Unlike in the arterial ultrasound study, when the sonographer studies venous insufficiency, the vein wall itself has no relevance and attention is focused on the direction of blood flow. The objective of the examination is to see how the veins drain. In this way, venous ultrasonography has at times become a hemodynamic examination which is reserved for experienced sonographers who have completed hemodynamic studies and training and have acquired a deep knowledge of this subject.
Also, unlike ultrasonography of deep venous thrombosis, the procedure focuses mainly on superficial veins.
Also, unlike the arterial ultrasound examination, blood velocity in veins has no diagnostic meaning. Veins are a draining system similar to a low pressure hydraulic system, with a laminar flow and a low velocity. This low velocity is responsible for the fact that it can only be detected spontaneously with the Doppler effect on the proximal and larger femoral and iliac veins. Here the flow is either modulated by the respiratory rhythm or is continuous in cases where the flow is high. The thinner veins do not have a spontaneous flow.
However, in some circumstances the blood flow is so slow that it can be seen as some echogenic material moving within the vein, in "spontaneous contrast". This material can easily be mistaken for a thrombus, but can also easily be discounted by testing the vein's compressibility.
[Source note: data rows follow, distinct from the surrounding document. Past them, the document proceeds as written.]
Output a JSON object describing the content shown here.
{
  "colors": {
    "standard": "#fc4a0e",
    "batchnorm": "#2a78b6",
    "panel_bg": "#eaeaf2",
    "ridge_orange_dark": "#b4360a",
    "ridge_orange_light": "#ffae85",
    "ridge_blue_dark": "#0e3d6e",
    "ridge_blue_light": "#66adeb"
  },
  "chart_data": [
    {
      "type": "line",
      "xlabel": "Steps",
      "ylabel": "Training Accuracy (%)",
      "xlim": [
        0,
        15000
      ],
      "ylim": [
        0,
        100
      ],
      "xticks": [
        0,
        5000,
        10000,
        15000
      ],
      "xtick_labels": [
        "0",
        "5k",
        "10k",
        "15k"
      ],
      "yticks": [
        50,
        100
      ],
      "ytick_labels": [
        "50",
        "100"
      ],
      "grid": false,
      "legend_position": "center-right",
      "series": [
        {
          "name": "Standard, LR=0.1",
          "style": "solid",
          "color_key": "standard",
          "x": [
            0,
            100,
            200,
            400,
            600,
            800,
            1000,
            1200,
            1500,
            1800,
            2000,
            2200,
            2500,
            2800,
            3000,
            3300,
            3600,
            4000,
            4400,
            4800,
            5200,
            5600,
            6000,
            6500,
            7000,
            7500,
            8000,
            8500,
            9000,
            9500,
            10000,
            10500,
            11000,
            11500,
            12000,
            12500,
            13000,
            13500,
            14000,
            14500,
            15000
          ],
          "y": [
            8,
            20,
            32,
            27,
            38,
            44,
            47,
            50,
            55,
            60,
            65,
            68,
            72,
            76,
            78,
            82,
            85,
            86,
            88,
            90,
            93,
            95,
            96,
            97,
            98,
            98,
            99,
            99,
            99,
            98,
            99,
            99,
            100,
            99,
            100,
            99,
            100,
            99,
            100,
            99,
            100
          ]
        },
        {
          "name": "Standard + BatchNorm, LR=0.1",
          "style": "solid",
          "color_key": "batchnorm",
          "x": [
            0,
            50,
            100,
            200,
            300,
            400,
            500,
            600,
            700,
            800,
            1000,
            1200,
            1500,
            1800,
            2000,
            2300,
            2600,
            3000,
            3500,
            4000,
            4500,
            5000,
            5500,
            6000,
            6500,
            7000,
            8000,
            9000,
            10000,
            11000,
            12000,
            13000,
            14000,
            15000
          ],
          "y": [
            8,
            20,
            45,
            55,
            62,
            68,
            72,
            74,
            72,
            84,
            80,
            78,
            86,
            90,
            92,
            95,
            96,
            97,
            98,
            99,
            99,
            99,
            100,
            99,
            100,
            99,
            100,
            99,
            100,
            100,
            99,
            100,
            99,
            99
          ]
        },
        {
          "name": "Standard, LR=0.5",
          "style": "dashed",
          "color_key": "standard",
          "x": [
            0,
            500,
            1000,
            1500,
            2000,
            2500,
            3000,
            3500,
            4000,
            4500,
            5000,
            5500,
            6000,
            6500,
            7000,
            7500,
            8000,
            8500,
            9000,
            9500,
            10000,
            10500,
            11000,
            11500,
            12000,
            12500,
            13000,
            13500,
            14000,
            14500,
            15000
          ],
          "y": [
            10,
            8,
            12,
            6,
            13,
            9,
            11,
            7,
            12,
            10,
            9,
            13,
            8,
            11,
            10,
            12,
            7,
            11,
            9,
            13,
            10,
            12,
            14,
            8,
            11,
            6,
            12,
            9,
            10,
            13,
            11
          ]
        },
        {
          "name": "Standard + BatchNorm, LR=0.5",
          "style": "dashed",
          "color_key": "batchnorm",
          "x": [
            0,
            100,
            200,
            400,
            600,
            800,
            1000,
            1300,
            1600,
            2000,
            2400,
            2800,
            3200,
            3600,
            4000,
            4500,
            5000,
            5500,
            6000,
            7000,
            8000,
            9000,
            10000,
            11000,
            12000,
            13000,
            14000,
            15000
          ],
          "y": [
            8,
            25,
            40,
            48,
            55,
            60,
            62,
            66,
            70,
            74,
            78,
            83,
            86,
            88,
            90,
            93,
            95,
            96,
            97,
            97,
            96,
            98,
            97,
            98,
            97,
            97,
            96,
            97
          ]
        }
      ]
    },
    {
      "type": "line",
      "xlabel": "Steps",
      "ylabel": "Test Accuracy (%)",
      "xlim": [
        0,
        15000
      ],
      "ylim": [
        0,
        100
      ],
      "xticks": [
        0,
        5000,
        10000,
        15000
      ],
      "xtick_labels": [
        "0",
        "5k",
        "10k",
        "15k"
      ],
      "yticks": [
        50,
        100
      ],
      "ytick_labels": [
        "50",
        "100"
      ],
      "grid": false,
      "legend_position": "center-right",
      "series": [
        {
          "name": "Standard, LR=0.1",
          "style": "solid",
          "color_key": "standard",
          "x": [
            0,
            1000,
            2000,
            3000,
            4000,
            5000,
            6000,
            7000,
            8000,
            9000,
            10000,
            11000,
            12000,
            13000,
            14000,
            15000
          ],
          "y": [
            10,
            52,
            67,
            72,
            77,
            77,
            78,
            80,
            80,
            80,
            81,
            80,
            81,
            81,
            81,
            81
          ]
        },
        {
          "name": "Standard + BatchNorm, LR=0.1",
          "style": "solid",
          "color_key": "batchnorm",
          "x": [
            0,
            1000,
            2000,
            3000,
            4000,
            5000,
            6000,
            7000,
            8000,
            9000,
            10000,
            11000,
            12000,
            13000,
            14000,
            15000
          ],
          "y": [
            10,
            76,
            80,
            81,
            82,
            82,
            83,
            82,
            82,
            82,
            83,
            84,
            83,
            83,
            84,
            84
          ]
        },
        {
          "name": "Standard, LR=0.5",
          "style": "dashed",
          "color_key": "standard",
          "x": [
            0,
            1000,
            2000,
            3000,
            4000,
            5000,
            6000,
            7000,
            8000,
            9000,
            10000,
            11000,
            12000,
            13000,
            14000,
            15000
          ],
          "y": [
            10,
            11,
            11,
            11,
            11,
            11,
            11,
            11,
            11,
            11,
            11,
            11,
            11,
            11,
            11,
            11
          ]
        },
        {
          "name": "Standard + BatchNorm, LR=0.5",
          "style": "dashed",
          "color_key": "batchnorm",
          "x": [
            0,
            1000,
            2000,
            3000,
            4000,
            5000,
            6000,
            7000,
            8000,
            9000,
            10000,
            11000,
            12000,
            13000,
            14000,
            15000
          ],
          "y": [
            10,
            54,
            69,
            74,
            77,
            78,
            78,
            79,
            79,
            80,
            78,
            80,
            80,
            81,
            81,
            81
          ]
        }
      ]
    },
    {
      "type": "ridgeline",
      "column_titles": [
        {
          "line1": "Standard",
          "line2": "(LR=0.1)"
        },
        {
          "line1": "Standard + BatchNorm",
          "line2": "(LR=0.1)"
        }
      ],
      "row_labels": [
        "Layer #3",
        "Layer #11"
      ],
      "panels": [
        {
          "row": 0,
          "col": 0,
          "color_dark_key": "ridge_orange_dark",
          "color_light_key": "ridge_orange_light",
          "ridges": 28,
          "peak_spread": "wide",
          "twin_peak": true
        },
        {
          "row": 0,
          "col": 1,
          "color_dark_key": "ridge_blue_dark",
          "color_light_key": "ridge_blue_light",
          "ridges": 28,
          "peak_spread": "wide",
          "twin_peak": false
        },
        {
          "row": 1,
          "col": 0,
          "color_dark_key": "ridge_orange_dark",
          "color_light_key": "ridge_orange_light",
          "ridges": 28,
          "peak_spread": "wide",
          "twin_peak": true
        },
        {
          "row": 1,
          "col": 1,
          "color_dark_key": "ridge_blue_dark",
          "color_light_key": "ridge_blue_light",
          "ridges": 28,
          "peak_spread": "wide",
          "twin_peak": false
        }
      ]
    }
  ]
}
To evidence the blood flow direction, there are some techniques that the examiner can use to accelerate blood flow and show valvular function:
- Manual squeezing and releasing – the examiner can compress the vein below the probe, which will push the blood in its normal antegrade direction. On releasing the pressure, if the valves are incompetent the flow will appear as a retrograde flow or reflux, greater than 0.5 sec.
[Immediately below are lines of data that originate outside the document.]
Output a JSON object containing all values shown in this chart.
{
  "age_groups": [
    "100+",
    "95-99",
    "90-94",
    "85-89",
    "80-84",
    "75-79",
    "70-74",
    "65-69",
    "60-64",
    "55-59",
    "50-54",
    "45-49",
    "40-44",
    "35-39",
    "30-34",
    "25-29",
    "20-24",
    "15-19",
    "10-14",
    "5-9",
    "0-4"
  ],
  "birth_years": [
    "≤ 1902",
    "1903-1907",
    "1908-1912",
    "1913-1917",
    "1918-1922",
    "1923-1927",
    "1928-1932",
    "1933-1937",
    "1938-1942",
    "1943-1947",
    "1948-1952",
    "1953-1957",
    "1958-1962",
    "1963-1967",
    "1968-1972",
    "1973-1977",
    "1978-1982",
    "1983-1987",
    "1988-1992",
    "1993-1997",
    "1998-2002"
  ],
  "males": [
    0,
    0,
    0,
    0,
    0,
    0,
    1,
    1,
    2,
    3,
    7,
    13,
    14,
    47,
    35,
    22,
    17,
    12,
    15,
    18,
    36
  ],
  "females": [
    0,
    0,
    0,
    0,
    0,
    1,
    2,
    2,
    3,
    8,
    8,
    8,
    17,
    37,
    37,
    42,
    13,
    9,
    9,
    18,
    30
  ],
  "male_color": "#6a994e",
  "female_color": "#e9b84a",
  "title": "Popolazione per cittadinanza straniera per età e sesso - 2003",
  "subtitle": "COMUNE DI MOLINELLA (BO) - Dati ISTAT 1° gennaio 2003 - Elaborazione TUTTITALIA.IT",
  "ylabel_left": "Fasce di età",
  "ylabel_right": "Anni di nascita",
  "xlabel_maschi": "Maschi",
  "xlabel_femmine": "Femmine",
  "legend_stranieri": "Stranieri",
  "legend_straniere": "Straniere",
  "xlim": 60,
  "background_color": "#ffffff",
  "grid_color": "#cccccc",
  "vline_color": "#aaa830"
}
- The Paraná maneuver makes use of a proprioceptive reflex to test venous-muscle-pump- induced flow. (A proprioceptive reflex is a response to a perceived stimulus, especially with regard to movement and position of the body.) A slight push to the waist triggers a muscle contraction in the leg to maintain posture. This maneuver is very useful for studying deep-vein flow and detecting valvular incompetence, mainly at the popliteal-vein level (at the back of the knee), and to check perforator-vein incompetence. It is very useful when legs are painful or very edematous (swollen with fluid).
- Flexing the toes and feet and extending on tiptoes can all be very useful in detecting perforator vein incompetence. These movements unleash a muscle contraction which compresses deep veins. If a perforator valve is incompetent, then a reflux from the deep to the superficial through the perforator vein will be registered.
- Valsalva maneuver – when the patient performs this maneuver, he or she increases intra-abdominal venous pressure. If the great saphenous valve at the sapheno-femoral junction is incompetent, a reflux will appear.